Dr Edoardo Ponti, Lecturer in Natural Language Processing at the University of Edinburgh has been awarded a prestigious five-year €1.5 million European Research Council (ERC) Starting Grant for the project “Adaptive Tokenization and Memory in Foundation Models for Efficient and Long-Horizon AI”. The project aims to re-engineer how large AI systems represent and remember information, making them far more efficient and sustainable.

Dr Edoardo Ponti

AToM-FM holds promise to usher in a new era of green AI that is not bottlenecked by its energy demand, by re-imagining the "atomic" units that AI models use to represent and memorise information.

The challenge with foundation models

Foundation Models (FMs) – large, general-purpose AI systems trained on vast amounts of unlabelled data – have delivered huge advances across many tasks. However, their ever-increasing scale causes serious negative effects such as their unsustainable energy demand and environmental pollution. The scale of these FMs also jeopardises data privacy, as their use requires users to rely on third-party servers rather than edge devices (hardware capable of running AI algorithms locally, or near the source of data generation). 

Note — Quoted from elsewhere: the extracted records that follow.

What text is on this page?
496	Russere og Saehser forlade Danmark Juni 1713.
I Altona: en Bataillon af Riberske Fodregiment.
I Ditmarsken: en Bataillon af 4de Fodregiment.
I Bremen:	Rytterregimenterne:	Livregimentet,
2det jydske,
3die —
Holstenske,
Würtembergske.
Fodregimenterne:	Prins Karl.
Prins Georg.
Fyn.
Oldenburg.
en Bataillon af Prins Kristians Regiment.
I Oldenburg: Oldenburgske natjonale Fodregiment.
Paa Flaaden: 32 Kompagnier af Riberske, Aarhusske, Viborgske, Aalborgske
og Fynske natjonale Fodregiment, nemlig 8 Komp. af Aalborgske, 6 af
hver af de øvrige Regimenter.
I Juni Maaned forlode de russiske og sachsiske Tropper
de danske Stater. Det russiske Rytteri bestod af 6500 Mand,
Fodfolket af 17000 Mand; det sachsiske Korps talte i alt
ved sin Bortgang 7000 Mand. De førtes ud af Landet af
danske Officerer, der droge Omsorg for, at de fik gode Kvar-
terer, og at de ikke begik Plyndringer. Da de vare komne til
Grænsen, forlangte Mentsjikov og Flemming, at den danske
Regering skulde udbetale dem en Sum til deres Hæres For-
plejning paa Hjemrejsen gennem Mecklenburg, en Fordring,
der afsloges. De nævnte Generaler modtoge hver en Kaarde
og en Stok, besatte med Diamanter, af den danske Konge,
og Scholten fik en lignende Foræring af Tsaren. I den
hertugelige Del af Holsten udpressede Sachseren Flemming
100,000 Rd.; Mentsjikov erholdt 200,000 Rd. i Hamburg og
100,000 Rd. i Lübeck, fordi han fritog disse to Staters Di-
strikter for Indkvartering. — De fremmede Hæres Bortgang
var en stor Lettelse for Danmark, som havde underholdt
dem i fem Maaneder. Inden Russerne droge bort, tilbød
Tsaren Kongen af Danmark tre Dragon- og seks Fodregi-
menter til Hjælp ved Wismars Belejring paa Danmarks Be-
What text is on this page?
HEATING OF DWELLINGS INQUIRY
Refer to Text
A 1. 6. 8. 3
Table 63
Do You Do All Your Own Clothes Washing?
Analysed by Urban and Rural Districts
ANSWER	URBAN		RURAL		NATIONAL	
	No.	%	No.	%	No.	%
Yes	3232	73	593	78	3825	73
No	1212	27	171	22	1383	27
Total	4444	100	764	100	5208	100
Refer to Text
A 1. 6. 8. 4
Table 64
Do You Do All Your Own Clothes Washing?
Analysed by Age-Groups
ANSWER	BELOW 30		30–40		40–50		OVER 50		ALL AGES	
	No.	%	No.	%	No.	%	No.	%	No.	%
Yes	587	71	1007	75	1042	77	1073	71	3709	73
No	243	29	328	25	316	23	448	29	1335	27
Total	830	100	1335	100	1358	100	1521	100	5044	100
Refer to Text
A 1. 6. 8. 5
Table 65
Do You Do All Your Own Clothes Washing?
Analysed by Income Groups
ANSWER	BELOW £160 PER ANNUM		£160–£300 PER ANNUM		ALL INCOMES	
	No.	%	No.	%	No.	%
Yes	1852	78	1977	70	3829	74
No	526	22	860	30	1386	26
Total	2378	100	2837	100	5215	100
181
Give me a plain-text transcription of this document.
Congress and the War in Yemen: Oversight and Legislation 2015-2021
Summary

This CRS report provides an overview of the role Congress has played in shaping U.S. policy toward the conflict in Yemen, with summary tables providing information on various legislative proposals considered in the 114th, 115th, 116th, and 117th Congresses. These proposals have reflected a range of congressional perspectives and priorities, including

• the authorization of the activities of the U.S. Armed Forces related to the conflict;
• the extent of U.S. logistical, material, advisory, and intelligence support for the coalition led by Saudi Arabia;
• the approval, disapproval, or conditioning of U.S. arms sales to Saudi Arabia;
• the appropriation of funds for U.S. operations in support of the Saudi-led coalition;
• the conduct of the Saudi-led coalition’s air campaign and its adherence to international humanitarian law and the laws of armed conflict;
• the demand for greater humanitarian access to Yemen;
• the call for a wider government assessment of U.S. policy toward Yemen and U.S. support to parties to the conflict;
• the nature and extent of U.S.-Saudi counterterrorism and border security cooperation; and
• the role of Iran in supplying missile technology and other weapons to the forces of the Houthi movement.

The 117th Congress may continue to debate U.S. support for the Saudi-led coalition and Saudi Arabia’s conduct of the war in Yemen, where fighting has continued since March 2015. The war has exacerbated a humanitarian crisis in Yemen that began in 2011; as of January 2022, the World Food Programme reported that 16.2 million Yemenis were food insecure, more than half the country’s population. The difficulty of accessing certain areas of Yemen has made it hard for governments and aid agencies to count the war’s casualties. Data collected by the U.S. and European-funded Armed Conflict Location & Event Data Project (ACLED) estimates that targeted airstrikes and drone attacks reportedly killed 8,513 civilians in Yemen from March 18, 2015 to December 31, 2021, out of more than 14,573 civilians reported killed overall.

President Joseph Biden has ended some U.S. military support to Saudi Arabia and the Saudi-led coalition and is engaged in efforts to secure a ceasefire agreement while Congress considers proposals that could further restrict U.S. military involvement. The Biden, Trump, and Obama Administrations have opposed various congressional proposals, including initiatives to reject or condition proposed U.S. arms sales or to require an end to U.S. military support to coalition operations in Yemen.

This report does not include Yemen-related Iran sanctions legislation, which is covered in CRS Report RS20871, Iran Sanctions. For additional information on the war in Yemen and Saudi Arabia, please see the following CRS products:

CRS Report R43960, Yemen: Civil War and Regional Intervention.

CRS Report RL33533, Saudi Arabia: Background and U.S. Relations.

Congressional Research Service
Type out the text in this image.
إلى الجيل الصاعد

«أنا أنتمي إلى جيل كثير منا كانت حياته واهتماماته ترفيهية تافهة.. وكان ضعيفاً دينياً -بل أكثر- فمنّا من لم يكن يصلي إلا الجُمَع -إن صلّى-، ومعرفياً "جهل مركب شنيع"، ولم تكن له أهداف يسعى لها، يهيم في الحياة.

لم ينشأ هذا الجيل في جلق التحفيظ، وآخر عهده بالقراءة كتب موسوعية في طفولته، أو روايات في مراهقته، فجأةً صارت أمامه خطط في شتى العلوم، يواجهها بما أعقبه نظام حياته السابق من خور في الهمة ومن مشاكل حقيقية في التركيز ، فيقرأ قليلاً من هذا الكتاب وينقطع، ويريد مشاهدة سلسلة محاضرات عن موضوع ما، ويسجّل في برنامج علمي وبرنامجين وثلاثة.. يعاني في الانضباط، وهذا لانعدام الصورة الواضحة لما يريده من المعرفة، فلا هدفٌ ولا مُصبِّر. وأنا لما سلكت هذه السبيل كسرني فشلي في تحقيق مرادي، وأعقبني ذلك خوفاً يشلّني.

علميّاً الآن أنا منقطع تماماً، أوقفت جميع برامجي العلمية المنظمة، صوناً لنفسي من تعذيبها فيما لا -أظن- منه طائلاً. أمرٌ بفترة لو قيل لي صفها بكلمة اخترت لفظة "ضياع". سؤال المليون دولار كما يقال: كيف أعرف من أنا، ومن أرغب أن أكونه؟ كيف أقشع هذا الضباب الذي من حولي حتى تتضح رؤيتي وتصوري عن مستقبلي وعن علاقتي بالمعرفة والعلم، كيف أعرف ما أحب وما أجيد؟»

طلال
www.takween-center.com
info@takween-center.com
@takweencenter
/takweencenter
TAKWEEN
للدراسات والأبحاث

These issues stem in part from a fixed-granularity approach to representation: current models break inputs into tokens and update memory in uniform ways, regardless of how complex or simple the task is. This one size fits all design wastes huge amounts of computational effort. 

The AToM-FM approach

AToM-FM will tackle this inefficiency at its source. As the key technical breakthrough, the project will develop adaptive tokenisation and memory mechanisms that adjust the “resolution” of representation to the complexity of the problem. In practice, the model will allocate computational effort where it is needed and conserve it where it is not – spending more on complex reasoning or fine-grained perception, and less on routine or redundant content.  

The project’s name is a deliberate wordplay on reimagining the “atomic units” of model representations (tokens and memory items). 

Transformative impact

By making tokenisation and memory adaptive, AToM-FM will reduce wasted computation. Models will consume less electricity and produce fewer data‑centre emissions, helping to make AI more sustainable. Just as importantly, efficiency gains make it possible to run models directly on devices you control – phones, laptops, and local servers. This keeps data private, ensures faster responses, and enables systems to function even with poor connectivity. 

By reducing memory demands, models can also handle and generate much more information. This paves the way for permanent memory – essential for lifelong learning – and to longer reasoning chains that strengthen capabilities in planning and mathematical problem solving. 

AToM-FM is also designed to support modality-agnostic and fine-grained inputs. This means it can integrate low-resource data types, such as molecules, astronomical images, or sensor readings, and ground AI systems more effectively in real-world environments. 

Finally, rather than requiring entirely new systems, this project emphasises retrofitting and repurposing existing models into more efficient adaptive architectures, accelerating adoption and impact.